The British Home Office is seeking urgently to deport a leading Zimbabwean human rights activist, despite claims from members of parliament (MPs) that the move will place his life in danger.
Luka Phiri, a former aide to the vice-president of the Movement for Democratic Change, Thokozani Khupe, was detained last week and is being held at Colnbrook Immigration Centre, west of London.
He was scheduled to be deported on Wednesday, but the move was blocked at the eleventh hour following intervention from Phiri’s MP, Labor Minister Stephen Timms and a number of other politicians, including MP Kate Hoey, chair of the parliamentary group on Zimbabwe.
PHOTO: EPA
Although the government has pledged not to deport Zimbabweans, two immigration judges have approved Phiri’s removal on the grounds that he entered the country on a Malawian passport.
Phiri, who grew up in Zimbabwe, said he acquired a Malawian passport when he fled his native country after being tortured by Zimbabwean President Robert Mugabe’s supporters.
Malawian immigration officials told journalists that Phiri would be arrested if he entered the country and prosecuted for obtaining a passport fraudulently.

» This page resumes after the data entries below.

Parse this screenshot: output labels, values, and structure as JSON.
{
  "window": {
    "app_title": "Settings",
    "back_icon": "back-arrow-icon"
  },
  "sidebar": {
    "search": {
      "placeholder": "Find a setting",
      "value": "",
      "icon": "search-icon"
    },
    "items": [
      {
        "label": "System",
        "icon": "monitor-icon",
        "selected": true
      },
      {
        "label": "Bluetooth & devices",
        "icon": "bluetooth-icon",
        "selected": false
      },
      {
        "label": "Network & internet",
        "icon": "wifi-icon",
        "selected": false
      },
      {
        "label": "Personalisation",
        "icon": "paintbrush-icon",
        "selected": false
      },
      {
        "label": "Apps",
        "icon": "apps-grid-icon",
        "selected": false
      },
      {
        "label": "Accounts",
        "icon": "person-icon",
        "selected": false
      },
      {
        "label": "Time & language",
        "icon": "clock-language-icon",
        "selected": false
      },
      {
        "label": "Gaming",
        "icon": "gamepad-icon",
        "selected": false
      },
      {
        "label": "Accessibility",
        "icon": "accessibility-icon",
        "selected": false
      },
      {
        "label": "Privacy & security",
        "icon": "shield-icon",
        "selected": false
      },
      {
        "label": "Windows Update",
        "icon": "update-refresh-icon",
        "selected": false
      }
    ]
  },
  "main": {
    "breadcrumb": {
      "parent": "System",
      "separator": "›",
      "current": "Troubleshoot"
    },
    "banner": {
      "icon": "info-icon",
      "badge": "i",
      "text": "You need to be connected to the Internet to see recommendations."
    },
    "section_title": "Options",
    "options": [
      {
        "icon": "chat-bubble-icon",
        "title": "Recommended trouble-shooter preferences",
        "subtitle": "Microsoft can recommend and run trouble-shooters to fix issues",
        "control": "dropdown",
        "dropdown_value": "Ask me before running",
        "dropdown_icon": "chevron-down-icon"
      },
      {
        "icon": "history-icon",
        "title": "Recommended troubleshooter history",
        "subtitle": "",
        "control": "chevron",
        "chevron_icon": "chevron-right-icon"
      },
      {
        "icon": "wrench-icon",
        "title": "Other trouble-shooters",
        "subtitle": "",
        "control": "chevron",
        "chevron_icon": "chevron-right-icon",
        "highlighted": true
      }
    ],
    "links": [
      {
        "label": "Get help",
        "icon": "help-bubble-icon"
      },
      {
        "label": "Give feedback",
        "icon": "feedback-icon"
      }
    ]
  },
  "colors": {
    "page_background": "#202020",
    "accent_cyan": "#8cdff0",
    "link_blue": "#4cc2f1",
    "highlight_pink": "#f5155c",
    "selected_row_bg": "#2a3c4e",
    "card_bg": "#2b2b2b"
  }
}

Meanwhile, a British photographer said yesterday he had been beaten up and punched repeatedly by Mugabe’s wife as he was trying to snap photos of her in Hong Kong.
Grace Mugabe, 43, flew into a rage when she saw photographer Richard Jones waiting outside as she left the five-star Kowloon Shangri-la Hotel with a female friend and a bodyguard on Thursday.
Jones was about 6m away when she told her bodyguard to attack him, said Michael Sheridan, the Sunday Times correspondent who joined the photographer seconds after the assault.
“The bodyguard grabbed Mr Jones, wrestled with him, attempted to take his camera. He then held him while Mrs Mugabe struck him in the face repeatedly,” Sheridan said.
“She was completely deranged, absolutely raging with anger,” Jones, chief photographer of Hong Kong-based Sinopix photo agency said.
Jones said he went to see a doctor afterwards and was suffering from numerous bruises, cuts and abrasions to his head and face.
“The cuts and bruises allegedly caused by the first lady ... were due to the diamond rings on her fingers,” he said.
Police were later called to the scene and took a statement from Jones.
Sheridan said he understood that the police would study CCTV footage taken by the center, which is believed to have captured the entire assault.
He said they had planned to cover Grace Mugabe’s stay in Hong Kong to show the “obvious contrast between her extravagant lifestyle and the plight of people in Zimbabwe.”
The Sunday Times said Grace Mugabe’s trip to Hong Kong was part of a Far East holiday with her family.
She had been in Singapore with her husband before flying to Hong Kong on Jan. 9, the newspaper reported.